Personally, I reserved an ultra with the intent of driving it for a while.
If you’re in a place with 10% tax on a purchase, trying flip might not be the best idea, especially since you don’t technically qualify for the tax credit at all if you purchased with the intent to resell.
For example, if a customer has made a non-refundable deposit or down payment of 5 percent of the total contract price, it is an indication of a binding contract.
We made non refundable deposits, hence, it’s a binding contract.
Yes but when you converted your reservation to an order that $250 became non refundable and that made it binding. You’re correct that a refundable reservation is not binding.
Terrible lawyer here! And someone who converted to the $250 non-refundable! Just because this reservation is non-refundable has little to do with whether or not the state you live in and/or the IRS will consider it “binding” for these purposes. I am skeptical this will result in anyone getting to claim the credit. But I don’t qualify for it now, so like everyone else I converted on the off-chance it works out.
Fisker’s Terms of Reservation has this as bullet #3:
The Reservation Terms are not an agreement to purchase nor for the flexible lease of a Fisker EV vehicle, nor does it constitute a purchase or order of a Fisker EV vehicle and will not be recognized as such in official company communications." Reservations Terms | Fisker Inc Reservations Terms | Fisker, Inc.
Ergo, I don’t believe ANY reservation (refundable or not) qualifies as a binding contract to purchase, and would require a deposit (terms governed by your state wrt ‘refundable’ or not) and signed purchase agreement to secure the EV rebate. I just hope Henrik has this all sorted when the Pear finally rolls.
Pretty sure those are the terms from the reservation doc, not the order. I do recall from my Lucid doc they were very clear that I was making my deposit non-refundable.

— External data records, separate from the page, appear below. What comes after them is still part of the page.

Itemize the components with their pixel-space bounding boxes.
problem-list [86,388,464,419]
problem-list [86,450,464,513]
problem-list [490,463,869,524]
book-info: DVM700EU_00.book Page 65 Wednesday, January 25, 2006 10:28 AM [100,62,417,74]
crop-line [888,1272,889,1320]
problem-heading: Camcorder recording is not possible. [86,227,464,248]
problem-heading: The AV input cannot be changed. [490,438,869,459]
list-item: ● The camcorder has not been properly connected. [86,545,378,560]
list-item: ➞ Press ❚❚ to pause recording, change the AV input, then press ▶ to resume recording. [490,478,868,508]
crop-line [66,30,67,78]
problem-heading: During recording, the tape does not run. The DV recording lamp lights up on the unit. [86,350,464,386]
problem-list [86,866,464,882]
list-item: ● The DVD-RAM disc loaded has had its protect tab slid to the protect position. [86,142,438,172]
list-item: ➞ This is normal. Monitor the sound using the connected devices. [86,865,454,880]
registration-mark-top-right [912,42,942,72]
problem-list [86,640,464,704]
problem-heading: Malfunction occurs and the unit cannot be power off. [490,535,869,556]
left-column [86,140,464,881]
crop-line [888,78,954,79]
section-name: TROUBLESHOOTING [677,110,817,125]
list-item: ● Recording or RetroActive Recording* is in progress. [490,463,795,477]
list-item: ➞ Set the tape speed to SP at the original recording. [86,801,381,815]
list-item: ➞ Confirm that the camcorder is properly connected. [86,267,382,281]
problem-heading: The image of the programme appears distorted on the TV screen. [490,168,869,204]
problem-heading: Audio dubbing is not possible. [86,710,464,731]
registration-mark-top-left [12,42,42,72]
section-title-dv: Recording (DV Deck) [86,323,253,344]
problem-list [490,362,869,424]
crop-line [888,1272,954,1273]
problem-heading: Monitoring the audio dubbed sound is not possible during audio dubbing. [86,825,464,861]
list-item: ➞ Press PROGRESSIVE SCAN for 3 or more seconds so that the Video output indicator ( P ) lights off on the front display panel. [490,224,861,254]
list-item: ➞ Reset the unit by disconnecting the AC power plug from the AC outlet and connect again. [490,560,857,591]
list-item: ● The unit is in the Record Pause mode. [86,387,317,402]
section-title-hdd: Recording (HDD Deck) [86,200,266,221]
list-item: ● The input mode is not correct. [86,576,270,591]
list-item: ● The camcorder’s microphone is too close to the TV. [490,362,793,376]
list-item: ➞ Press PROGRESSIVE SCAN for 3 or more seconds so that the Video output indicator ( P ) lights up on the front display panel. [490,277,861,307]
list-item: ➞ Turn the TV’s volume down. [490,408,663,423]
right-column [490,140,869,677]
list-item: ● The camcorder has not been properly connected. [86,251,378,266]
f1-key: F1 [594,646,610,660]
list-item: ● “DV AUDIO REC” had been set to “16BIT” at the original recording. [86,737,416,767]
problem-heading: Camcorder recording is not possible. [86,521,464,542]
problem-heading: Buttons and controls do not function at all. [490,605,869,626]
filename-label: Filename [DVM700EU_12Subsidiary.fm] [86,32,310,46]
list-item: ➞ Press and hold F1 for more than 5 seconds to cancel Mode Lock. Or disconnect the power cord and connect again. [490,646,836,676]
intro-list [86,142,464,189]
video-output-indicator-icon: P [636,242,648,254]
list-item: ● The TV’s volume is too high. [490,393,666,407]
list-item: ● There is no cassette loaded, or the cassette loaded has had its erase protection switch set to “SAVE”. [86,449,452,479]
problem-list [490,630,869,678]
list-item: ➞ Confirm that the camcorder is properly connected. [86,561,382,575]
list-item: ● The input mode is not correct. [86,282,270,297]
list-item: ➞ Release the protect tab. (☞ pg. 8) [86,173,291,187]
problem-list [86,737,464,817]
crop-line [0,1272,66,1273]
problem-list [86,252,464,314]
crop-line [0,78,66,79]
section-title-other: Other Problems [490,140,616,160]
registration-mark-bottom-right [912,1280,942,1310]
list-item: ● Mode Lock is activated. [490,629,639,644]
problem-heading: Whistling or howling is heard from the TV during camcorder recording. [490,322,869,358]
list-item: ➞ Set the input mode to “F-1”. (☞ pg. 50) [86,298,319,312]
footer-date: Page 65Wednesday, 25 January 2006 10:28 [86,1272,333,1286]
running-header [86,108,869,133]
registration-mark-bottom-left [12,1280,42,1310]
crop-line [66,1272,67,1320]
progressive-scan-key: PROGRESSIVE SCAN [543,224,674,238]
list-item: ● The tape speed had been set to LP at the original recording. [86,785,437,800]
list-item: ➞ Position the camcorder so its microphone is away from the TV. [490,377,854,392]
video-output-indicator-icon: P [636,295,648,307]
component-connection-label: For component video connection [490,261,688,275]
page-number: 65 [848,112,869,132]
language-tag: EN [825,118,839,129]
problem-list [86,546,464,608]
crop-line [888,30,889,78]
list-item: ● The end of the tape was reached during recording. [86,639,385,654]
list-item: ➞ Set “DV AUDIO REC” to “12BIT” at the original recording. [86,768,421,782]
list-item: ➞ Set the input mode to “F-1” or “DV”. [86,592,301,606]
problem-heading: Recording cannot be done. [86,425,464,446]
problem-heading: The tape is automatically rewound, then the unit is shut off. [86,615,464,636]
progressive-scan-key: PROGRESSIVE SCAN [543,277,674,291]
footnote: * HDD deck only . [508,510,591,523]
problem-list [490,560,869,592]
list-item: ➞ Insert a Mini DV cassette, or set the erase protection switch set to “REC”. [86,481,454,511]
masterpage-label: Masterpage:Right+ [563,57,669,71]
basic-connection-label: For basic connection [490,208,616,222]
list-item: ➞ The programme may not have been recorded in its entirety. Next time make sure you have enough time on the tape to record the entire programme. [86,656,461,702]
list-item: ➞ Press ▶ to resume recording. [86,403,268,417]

But agreed, we don’t know for sure, but I would assume that the states that want more EVs on the road and the amount is small enough that it’s not the end of the world if we lose it.
For orders (not reservations), the IRS should let consumers provide higher deposits if required. Consumers were following instructions and were told they were signing “written binding contracts.” Since the definition was unclear from an IRS standpoint, consumers should be given the opportunity to rectify the situation.
I have Pear reservations, and never saw the ‘turn into orders’ email other than what was posted here. I can’t find the terms of ‘order/purchase’ anywhere on their site, but I’m still looking.
So far, all I can find is about ‘pre-order’:
"What is the difference between a Fisker Ocean reservation and a Fisker Ocean One pre-order deposit fee?
Your reservation fee is the $250 USD that you initially paid to secure your place in line for a Fisker Ocean. Your pre-order deposit fee is the $5,000 fee that you pay to secure a Fisker Ocean One Launch Edition.
When you secure your Fisker Ocean One, you will have paid $5,250 total."
Ocean reservation holders had the order option and the terms are quite different from the reservation terms. I’m in for $250 for an Extreme and hoping for the best.
If anyone could post those ‘pre-order’ terms, since I can’t find them, probably not public-facing on their site yet. I think if Fisker says you have a ‘pre-order’, you should be fine.